Mindestens in der Darstellung ist das Siegerprojekt von Andy Senn an Einfachheit kaum zu überbieten.

Klösterliche Askese

Das Johanneum im Toggenburger Neu St. Johann will sich ein Zentralgebäude bauen. Das klingt grösser, als es ist. Gewonnen hat Andy Senn mit einem kleinen, asketischen Projekt. Zu simpel?

Provokativ zusammengefasst: Es war nur ein funktionaler Bau gesucht, ein Empfangs- und Verteilzentrum in der Mitte des Areals, mehr nicht. Bis auf die Organisation der Küche war das Raumprogramm nicht komplex und einfach zu organisieren. Mit dem Sieger Andy Senn hat sich die Jury für das Projekt entschieden, das die Nüchternheit der Aufgabenstellung wunderbar spiegelt. 

Von Stolpersteinen und grossen Pavillons
Geben wir uns doch den Visualisierungen hin, die die Projekte so treffend darstellen! Das fünftrangierte Projekt von Roger Gerber und Severin Odermatt unterscheidet sich in seinem Fussabdruck nur wenig vom Sieger. Der Pavillon positioniert sich aber als Baumfreund im Grünraum. Die Dachkonstruktion aus Holz wächst aus dem Zentralraum und spannt sich wie ein Schirm über die öffentlichen Nutzungen. Die Architekten schaffen einen festlichen Gartenpavillon, der einladend wirkt. Doch die Jury bemängelt die Nutzungsverteilung und Betriebsabläufe. Was bleibt, ist die Hoffnung, dass diese Mängel in einer Weiterbearbeitung hätten behoben werden können. Denn obwohl auch dieser Vorschlag es nicht zu hundert Prozent schafft, sich von der selbst geschnürten konstruktiven Korsage des Zentralraums zu befreien, hätte man sich hier gerne auf einen Kaffee nach der Wanderung getroffen.

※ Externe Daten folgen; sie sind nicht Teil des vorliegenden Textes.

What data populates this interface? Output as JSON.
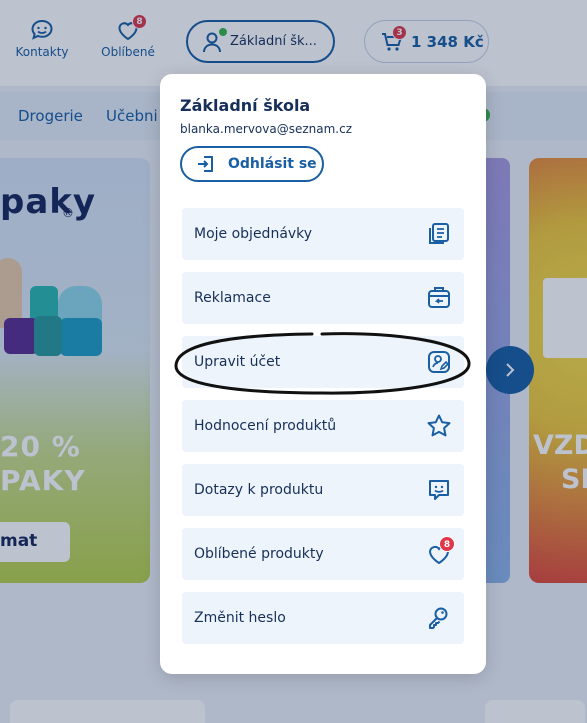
{
  "header": {
    "contacts_label": "Kontakty",
    "favorites_label": "Oblíbené",
    "favorites_count": "8",
    "user_name_short": "Základní šk...",
    "cart_count": "3",
    "cart_price": "1 348 Kč"
  },
  "nav": {
    "items": [
      "Drogerie",
      "Učebni"
    ]
  },
  "banners": {
    "left_logo": "paky",
    "left_logo_mark": "®",
    "left_promo_line1": "20 %",
    "left_promo_line2": "PAKY",
    "left_button": "mat",
    "right_promo_line1": "VZD",
    "right_promo_line2": "SI"
  },
  "account_menu": {
    "title": "Základní škola",
    "email": "blanka.mervova@seznam.cz",
    "logout_label": "Odhlásit se",
    "items": [
      {
        "label": "Moje objednávky",
        "icon": "orders-icon"
      },
      {
        "label": "Reklamace",
        "icon": "complaint-icon"
      },
      {
        "label": "Upravit účet",
        "icon": "edit-account-icon"
      },
      {
        "label": "Hodnocení produktů",
        "icon": "star-icon"
      },
      {
        "label": "Dotazy k produktu",
        "icon": "question-chat-icon"
      },
      {
        "label": "Oblíbené produkty",
        "icon": "heart-icon",
        "badge": "8"
      },
      {
        "label": "Změnit heslo",
        "icon": "key-icon"
      }
    ]
  },
  "colors": {
    "brand_blue": "#1a5fa3",
    "badge_red": "#e0364a",
    "online_green": "#3bb54a",
    "menu_item_bg": "#eef4fb"
  }
}
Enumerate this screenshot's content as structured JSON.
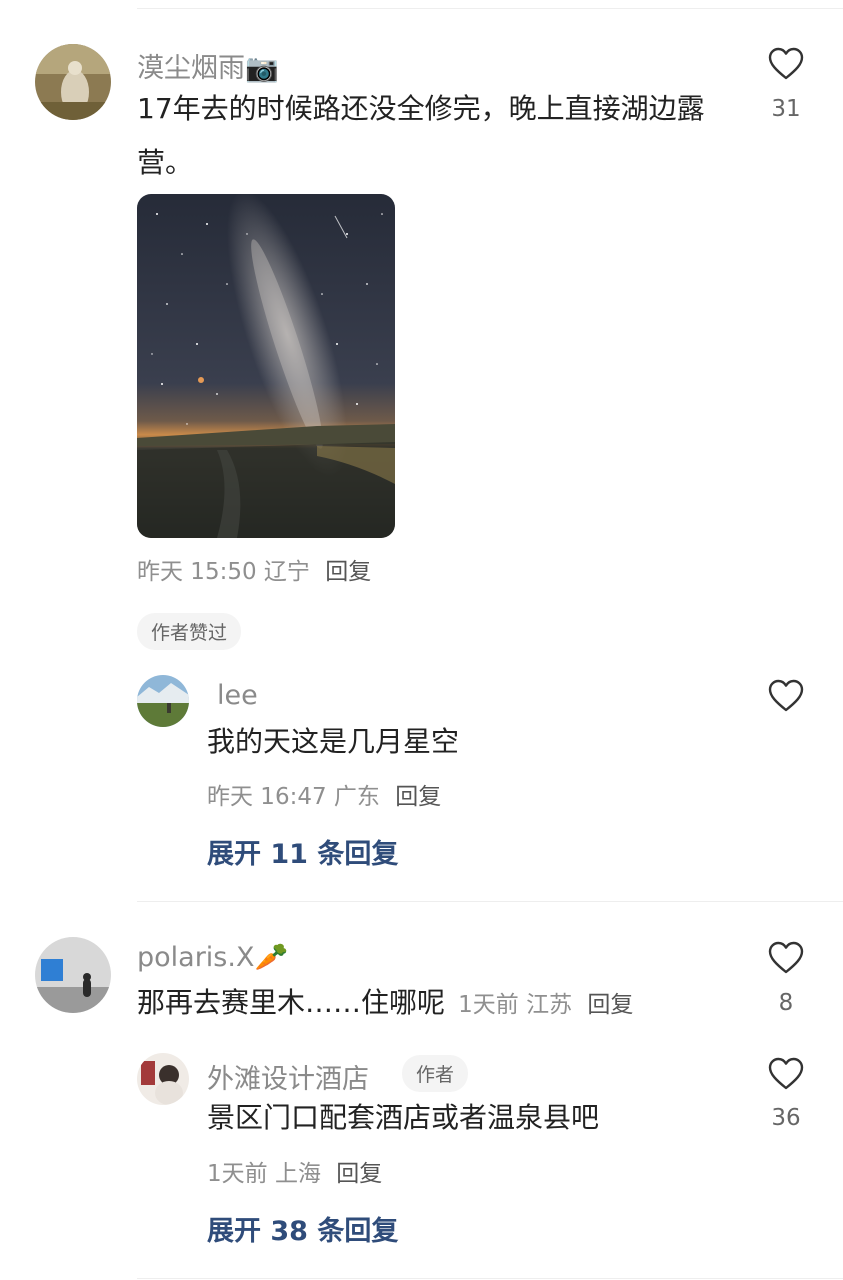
{
  "comments": [
    {
      "username": "漠尘烟雨📷",
      "text": "17年去的时候路还没全修完，晚上直接湖边露营。",
      "time": "昨天 15:50",
      "location": "辽宁",
      "reply_label": "回复",
      "likes": "31",
      "badge": "作者赞过",
      "reply": {
        "username": "lee",
        "text": "我的天这是几月星空",
        "time": "昨天 16:47",
        "location": "广东",
        "reply_label": "回复"
      },
      "expand_label": "展开 11 条回复"
    },
    {
      "username": "polaris.X🥕",
      "text": "那再去赛里木……住哪呢",
      "time": "1天前",
      "location": "江苏",
      "reply_label": "回复",
      "likes": "8",
      "reply": {
        "username": "外滩设计酒店",
        "author_tag": "作者",
        "text": "景区门口配套酒店或者温泉县吧",
        "time": "1天前",
        "location": "上海",
        "reply_label": "回复",
        "likes": "36"
      },
      "expand_label": "展开 38 条回复"
    }
  ],
  "colors": {
    "link": "#2f4c7a",
    "meta": "#8f8f8f",
    "name": "#8a8a8a"
  }
}
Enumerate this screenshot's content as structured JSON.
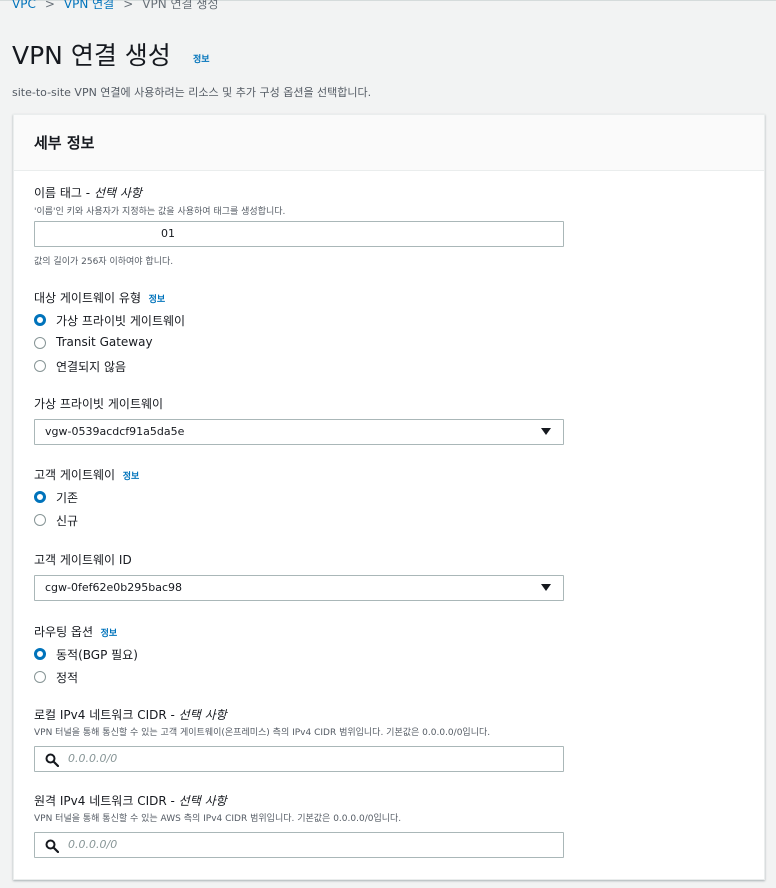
{
  "breadcrumb": [
    "VPC",
    "VPN 연결",
    "VPN 연결 생성"
  ],
  "page": {
    "title": "VPN 연결 생성",
    "info_label": "정보",
    "subtitle": "site-to-site VPN 연결에 사용하려는 리소스 및 추가 구성 옵션을 선택합니다."
  },
  "panel": {
    "title": "세부 정보"
  },
  "name_tag": {
    "label": "이름 태그 -",
    "optional": "선택 사항",
    "description": "'이름'인 키와 사용자가 지정하는 값을 사용하여 태그를 생성합니다.",
    "value": "01",
    "constraint": "값의 길이가 256자 이하여야 합니다."
  },
  "target_gateway_type": {
    "label": "대상 게이트웨이 유형",
    "info_label": "정보",
    "options": [
      {
        "label": "가상 프라이빗 게이트웨이",
        "checked": true
      },
      {
        "label": "Transit Gateway",
        "checked": false
      },
      {
        "label": "연결되지 않음",
        "checked": false
      }
    ]
  },
  "virtual_private_gateway": {
    "label": "가상 프라이빗 게이트웨이",
    "value": "vgw-0539acdcf91a5da5e"
  },
  "customer_gateway": {
    "label": "고객 게이트웨이",
    "info_label": "정보",
    "options": [
      {
        "label": "기존",
        "checked": true
      },
      {
        "label": "신규",
        "checked": false
      }
    ]
  },
  "customer_gateway_id": {
    "label": "고객 게이트웨이 ID",
    "value": "cgw-0fef62e0b295bac98"
  },
  "routing_options": {
    "label": "라우팅 옵션",
    "info_label": "정보",
    "options": [
      {
        "label": "동적(BGP 필요)",
        "checked": true
      },
      {
        "label": "정적",
        "checked": false
      }
    ]
  },
  "local_cidr": {
    "label": "로컬 IPv4 네트워크 CIDR -",
    "optional": "선택 사항",
    "description": "VPN 터널을 통해 통신할 수 있는 고객 게이트웨이(온프레미스) 측의 IPv4 CIDR 범위입니다. 기본값은 0.0.0.0/0입니다.",
    "placeholder": "0.0.0.0/0"
  },
  "remote_cidr": {
    "label": "원격 IPv4 네트워크 CIDR -",
    "optional": "선택 사항",
    "description": "VPN 터널을 통해 통신할 수 있는 AWS 측의 IPv4 CIDR 범위입니다. 기본값은 0.0.0.0/0입니다.",
    "placeholder": "0.0.0.0/0"
  },
  "colors": {
    "link": "#0073bb",
    "selected_radio": "#0073bb",
    "background": "#f2f3f3"
  }
}
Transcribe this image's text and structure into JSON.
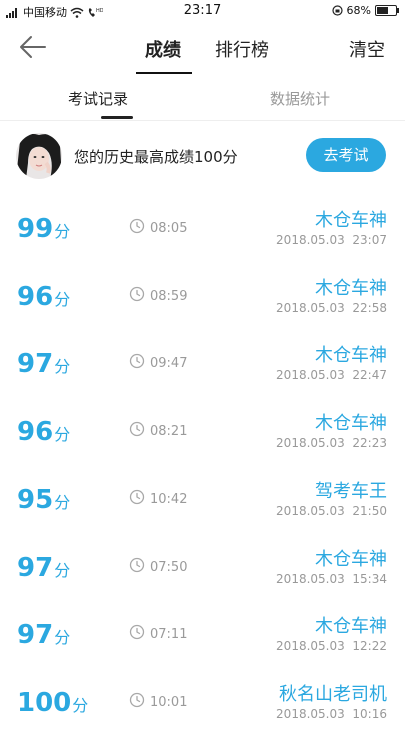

Auch Ivan Cavegn und RLC Architekten haben sich Steine in den Weg gelegt. Leider ist es beiden Teams nicht gelungen, die Idee vom schweren Dach schlüssig in den Grundriss zu übersetzen. Beide Projekte sind Kompromisse eingegangen, die die Jury zu Recht kritisiert. Schade, dass sich die starken Formen hier nicht in einen funktionalen Innenraum übertragen liessen. Es reichte für den zweiten und dritten Rang. 

Situationsmodell: Neubau mit zwei Giebeldächern (1. Rang: Andy Senn Architekt)

Nüchterner Sieger
Die Simplizität des Siegerprojekts ist kaum zu übertreffen. In der Abgabe zieht sich die Stringenz, mit der die nackte Funktionalität unterstrichen wird, durch jedes Blatt bis zur unmöblierten Visualisierung des Hauptraums. Materialisierung, Raumaufteilung, Ansichten: Jedes Element des Projekts von Andy Senn ist das Resultat von ökonomischen Überlegungen, die keinen Platz bieten für grosse Gesten oder dekorative Details. Der Situationsplan lenkt das Auge auf die Proportion des Klosterhofs. Der Bau ist der Strasse zugewandt, die Gebäudekante orientiert sich an den Nachbarsgebäuden. Es ist eine stimmige Grösse, die sich der geplanten Arealentwicklung unterordnet und sich der Dimension des klösterlichen Bestands angleicht.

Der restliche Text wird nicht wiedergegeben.